Oleh: Abah_Rosela_Naelal_Wafa
✍✍✍✍✍
Ramadan adalah momentum berlatih menahan jemari, diri, hati, dan pikiran serta anggota tubuh lainnya dari hal-hal yang tidak ada kaitannya dengan amal dan ibadah puasa.
Pada kajian tafsir al-Qur’an bakda Jumat (9-4-2021) di Islamic Center Mataram, syekhona Dr. TGB. KH. Muhammad Zainul Majdi mengajak kita untuk fokus beribadah Ramadan, disertai dengan menambah wawasan dan bacaan atau pengetahuan seputar fikih puasa. Bagi yang mempunyai handphone, bisa secara online.
“Jangan telalu banyak waktu untuk membahas hal-hal yang tidak ada kaitannya dengan amal kita pada bulan puasa. Misalnya, kita adakan kajian, tapi kaitan bahasannya jauh dari amal kita, sayang!”. Demikian pesan syekhona TGB.
Karena itu –lanjutnya–, kalau kita mau mengkaji sesuatu, pastikan bahwa kajian kita يثمر العمل (bisa membuahkan amal). Usahakan, buat kajian yang bisa membuat kita tau apa yang sebelumnya tidak diketahui. Bisa menyempurnakan apa yang semula kurang.

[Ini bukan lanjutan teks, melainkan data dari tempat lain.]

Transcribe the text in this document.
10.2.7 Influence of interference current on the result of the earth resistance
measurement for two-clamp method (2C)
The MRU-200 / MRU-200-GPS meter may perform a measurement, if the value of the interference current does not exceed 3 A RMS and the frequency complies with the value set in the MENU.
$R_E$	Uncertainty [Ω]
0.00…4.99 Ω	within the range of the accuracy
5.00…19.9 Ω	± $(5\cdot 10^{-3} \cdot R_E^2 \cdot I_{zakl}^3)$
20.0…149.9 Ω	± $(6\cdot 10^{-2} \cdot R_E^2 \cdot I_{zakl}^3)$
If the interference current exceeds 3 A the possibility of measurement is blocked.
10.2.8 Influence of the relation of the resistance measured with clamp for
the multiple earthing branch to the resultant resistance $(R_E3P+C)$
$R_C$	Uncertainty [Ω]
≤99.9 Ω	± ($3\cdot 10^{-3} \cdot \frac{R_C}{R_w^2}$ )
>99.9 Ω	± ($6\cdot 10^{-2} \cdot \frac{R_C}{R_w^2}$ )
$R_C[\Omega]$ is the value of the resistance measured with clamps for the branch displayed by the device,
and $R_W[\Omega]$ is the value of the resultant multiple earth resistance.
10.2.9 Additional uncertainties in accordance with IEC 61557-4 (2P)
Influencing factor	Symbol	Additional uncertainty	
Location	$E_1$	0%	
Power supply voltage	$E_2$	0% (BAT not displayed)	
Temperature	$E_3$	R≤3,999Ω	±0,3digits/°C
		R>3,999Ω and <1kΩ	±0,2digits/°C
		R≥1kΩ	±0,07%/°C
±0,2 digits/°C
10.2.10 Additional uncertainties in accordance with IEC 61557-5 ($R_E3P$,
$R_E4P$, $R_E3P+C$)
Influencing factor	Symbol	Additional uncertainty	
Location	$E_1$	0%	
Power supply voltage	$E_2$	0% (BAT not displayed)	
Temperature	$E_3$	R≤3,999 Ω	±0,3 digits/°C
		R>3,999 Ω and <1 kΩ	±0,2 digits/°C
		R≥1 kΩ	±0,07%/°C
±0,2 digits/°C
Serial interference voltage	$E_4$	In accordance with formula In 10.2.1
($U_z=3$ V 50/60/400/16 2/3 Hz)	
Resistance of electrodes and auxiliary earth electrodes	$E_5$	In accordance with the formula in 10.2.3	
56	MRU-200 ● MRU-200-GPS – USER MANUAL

“Amal itu, tidak hanya ada syarat dan rukun-rukunnya saja. Tapi, ada adab dan sunnah-sunnahnya.” Tegas syekhona TGB al-Hafidz.
Adab-adab saat berpuasa, penting kita terapkan, sebab ia konteks dengan suasan sekarang, di mana media sosial sangat memberikan ruang pergaulan dan percakapan tanpa batas. Kalau kita tak punya kesadaran (berlatih) menahan diri pada hal-hal yang tidak penting apalagi sia-sia, maka bisa jadi akan berakhir pada sesuatu yang tak diinginkan.
Mencapai kehendak demikian, maka Ramadan hadir sebagai medium berlatih menahan diri. Pasalnya, arti jenerik (arti paling dasar) dari الصوم atau الصيام ialah الإمساك yang berarti menahan diri. Makna ini, betul-betul relevan degan keadaan kita sekarang.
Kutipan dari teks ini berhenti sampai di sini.